National Police commander General Oscar Atehortua (Screenshot: YouTube)

The only novelty that followed the commission meeting was announced by National Police chief General Oscar Atehortua, who announced that police had created a “Most Wanted” list of 30 people allegedly involved in the increasing number of assassinations of FARC members.

Other officials simply reiterated that existing strategies were advancing or presented numbers that made no sense.

The numbers game

Acting chief prosecutor Fabio Espitia (Screenshot: YouTube)

Acting Prosecutor General Fabio Espitia, for example, said that his office was able to “clarify” 90 of 196 “acts of aggression” against members of the FARC.

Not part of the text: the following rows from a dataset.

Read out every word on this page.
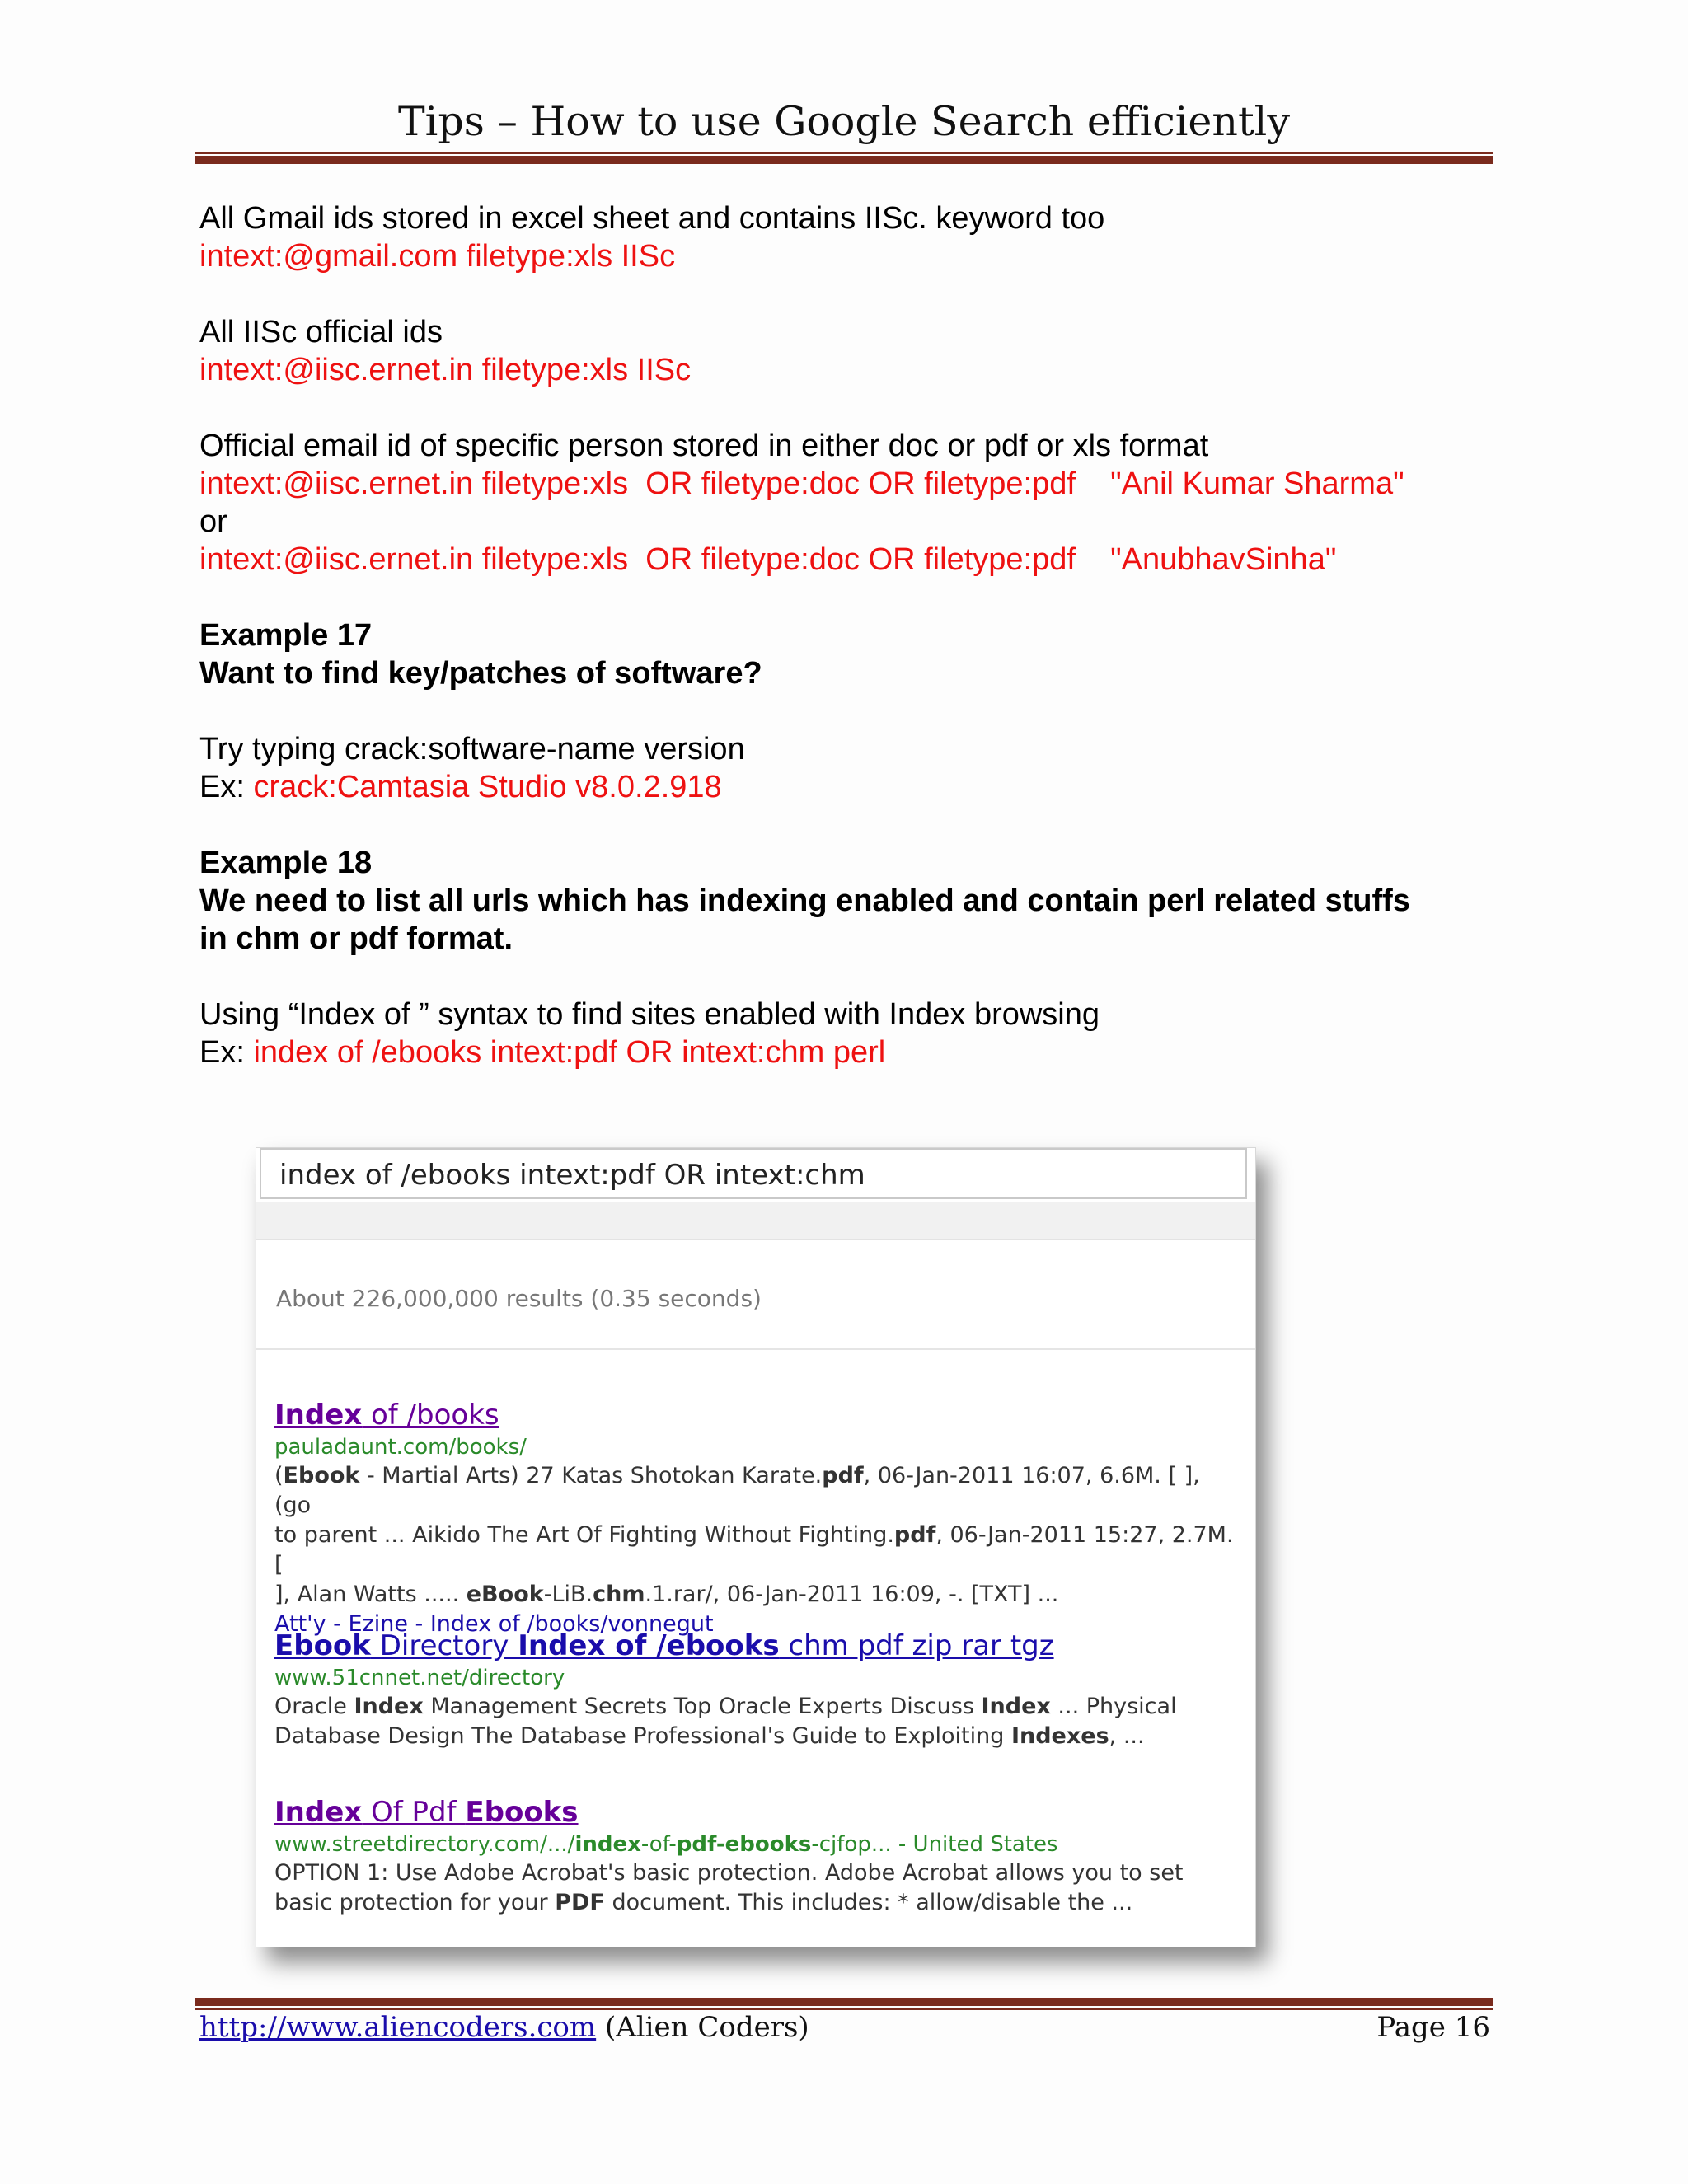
Tips – How to use Google Search efficiently
All Gmail ids stored in excel sheet and contains IISc. keyword too
intext:@gmail.com filetype:xls IISc
All IISc official ids
intext:@iisc.ernet.in filetype:xls IISc
Official email id of specific person stored in either doc or pdf or xls format
intext:@iisc.ernet.in filetype:xls  OR filetype:doc OR filetype:pdf    "Anil Kumar Sharma"
or
intext:@iisc.ernet.in filetype:xls  OR filetype:doc OR filetype:pdf    "AnubhavSinha"
Example 17
Want to find key/patches of software?
Try typing crack:software-name version
Ex: crack:Camtasia Studio v8.0.2.918
Example 18
We need to list all urls which has indexing enabled and contain perl related stuffs
in chm or pdf format.
Using “Index of ” syntax to find sites enabled with Index browsing
Ex: index of /ebooks intext:pdf OR intext:chm perl
index of /ebooks intext:pdf OR intext:chm
About 226,000,000 results (0.35 seconds)
Index of /books
pauladaunt.com/books/
(Ebook - Martial Arts) 27 Katas Shotokan Karate.pdf, 06-Jan-2011 16:07, 6.6M. [ ], (go
to parent ... Aikido The Art Of Fighting Without Fighting.pdf, 06-Jan-2011 15:27, 2.7M. [
], Alan Watts ..... eBook-LiB.chm.1.rar/, 06-Jan-2011 16:09, -. [TXT] ...
Att'y - Ezine - Index of /books/vonnegut
Ebook Directory Index of /ebooks chm pdf zip rar tgz
www.51cnnet.net/directory
Oracle Index Management Secrets Top Oracle Experts Discuss Index ... Physical
Database Design The Database Professional's Guide to Exploiting Indexes, ...
Index Of Pdf Ebooks
www.streetdirectory.com/.../index-of-pdf-ebooks-cjfop... - United States
OPTION 1: Use Adobe Acrobat's basic protection. Adobe Acrobat allows you to set
basic protection for your PDF document. This includes: * allow/disable the ...
http://www.aliencoders.com (Alien Coders)	Page 16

This means that the prosecution has identified suspects in less than half of the assassinations and forced disappearances of former guerrillas, “which is much higher than the national average.”

Espitia would not say how many of these suspects were arrested or convicted.

The chief prosecutor also said that his office had achieved “a principle of clarification of 52.32%” of 336 assassinations of social leaders verified by the United Nations since 2016.

Atehortua clarified that 74 suspected assassins, 24 alleged conspirators and 10 alleged masterminds  were arrested last year. How many of these suspects were convicted is uncertain.

The military humiliation

Armed Forces commander General Luis Navarro (Screenshot: YouTube)

“In the sporadic events that have occurred against these people by some members of the security forces the prosecutions have been full and immediate,” said Espitia before rushing away from the microphone.

Ironically, Peace Commissioner Miguel Ceballos’ news was his announcement that the president was meeting with victims representative Leyner Palacios at the time of the press conference.

What nobody knew was that the social leader was delivering a letter to the president in which he accused the military of working together with paramilitary group AGC, the country’s largest drug trafficking organization, according to the United States.